Stephen Cole stood up, color returning to the sky, to the man.
She coughed.
He looked away from her, eyes asquint.
It sounded like a barrage of gunshots, and then she realized they were aspen, snapping like firecrackers.
Lana sat up.
The preacher simply disappeared, exploding back in a wall of powder, and she moved, too, glimpsing sky and snow and sky again, somersaulting, the trees screaming by, saw the horse sawn in two by a jagged aspen, mushrooming into a pink cloud, Stephen Cole ricocheting off a boulder.
Everything stopped, the air fragrant with crushed spruce and freshly hewn wood, Lana surprised to see the sky, that she wasn’t buried in snow.
She sat up, her heart pumping, slowly moved her arms to verify they still worked, ran her hands down the length of her legs.
She looked back up the mountain.
The slide had carried her a few hundred yards downhill, the debris path littered with forest carnage—curdled snow and spruce and splintered aspen.
She got up and listened for a long time, the key she’d taken from Stephen Cole still clutched in her left hand, watching for any sign of movement.
She thought about the child, buried somewhere nearby.
The cold rushed back.
She lifted an uprooted aspen sapling and began to stab it through the snow, slowly working her way up toward the glade, probing for the little girl.

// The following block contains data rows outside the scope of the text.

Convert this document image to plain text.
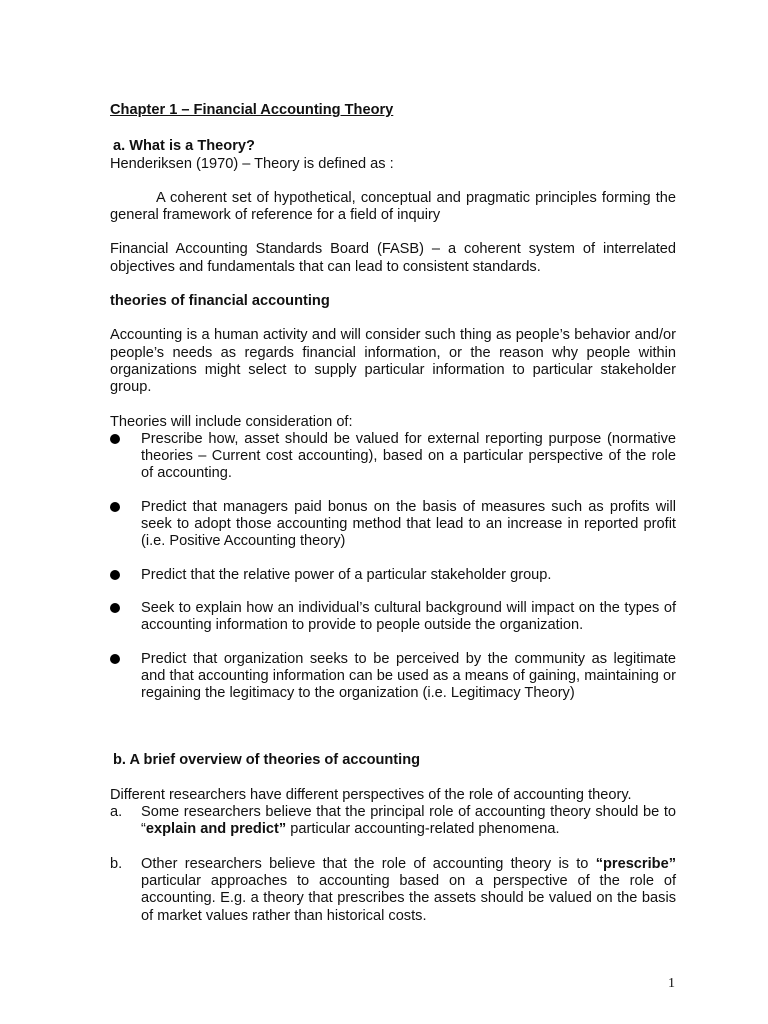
Chapter 1 – Financial Accounting Theory

a. What is a Theory?

Henderiksen (1970) – Theory is defined as :

A coherent set of hypothetical, conceptual and pragmatic principles forming the general framework of reference for a field of inquiry

Financial Accounting Standards Board (FASB) – a coherent system of interrelated objectives and fundamentals that can lead to consistent standards.

theories of financial accounting

Accounting is a human activity and will consider such thing as people’s behavior and/or people’s needs as regards financial information, or the reason why people within organizations might select to supply particular information to particular stakeholder group.

Theories will include consideration of:

Prescribe how, asset should be valued for external reporting purpose (normative theories – Current cost accounting), based on a particular perspective of the role of accounting.
Predict that managers paid bonus on the basis of measures such as profits will seek to adopt those accounting method that lead to an increase in reported profit (i.e. Positive Accounting theory)
Predict that the relative power of a particular stakeholder group.
Seek to explain how an individual’s cultural background will impact on the types of accounting information to provide to people outside the organization.
Predict that organization seeks to be perceived by the community as legitimate and that accounting information can be used as a means of gaining, maintaining or regaining the legitimacy to the organization (i.e. Legitimacy Theory)

b. A brief overview of theories of accounting

Different researchers have different perspectives of the role of accounting theory.

a. Some researchers believe that the principal role of accounting theory should be to “explain and predict” particular accounting-related phenomena.
b. Other researchers believe that the role of accounting theory is to “prescribe” particular approaches to accounting based on a perspective of the role of accounting. E.g. a theory that prescribes the assets should be valued on the basis of market values rather than historical costs.
1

Stephen Cole lay cemented in snow and darkness.
He thought his arm wouldn’t work because he’d been packed under several hundred pounds of snow and trees. This was true, but the reason he couldn’t move a single appendage owed to the shattering of the bones in his arms and legs, the severing of his spine in four places.
He tried to call out for Harriet, but the snow had crammed into his mouth, gagging him.
It became difficult and then painful and then impossible to breathe.
He saw colors—violet and brown, columns of scalding light.
He tried to pray for Harriet, for an end to any suffering, but his mind wandered to a windy South Carolina beach.
He was buried deep in sand, lost, running out of air, but he could hear her voice shouting his name.
And then the miracle happened: Something punched through, jabbing his chest, and he smiled now, because Eleanor had found him. She was digging him out, a shot of cold, fresh air streaming into his lungs, and he saw the sky and Eleanor staring down at him.
But she wasn’t smiling. She looked angry.
He spit the sand out of his mouth and said, “Help me. Please, Eleanor. Please.”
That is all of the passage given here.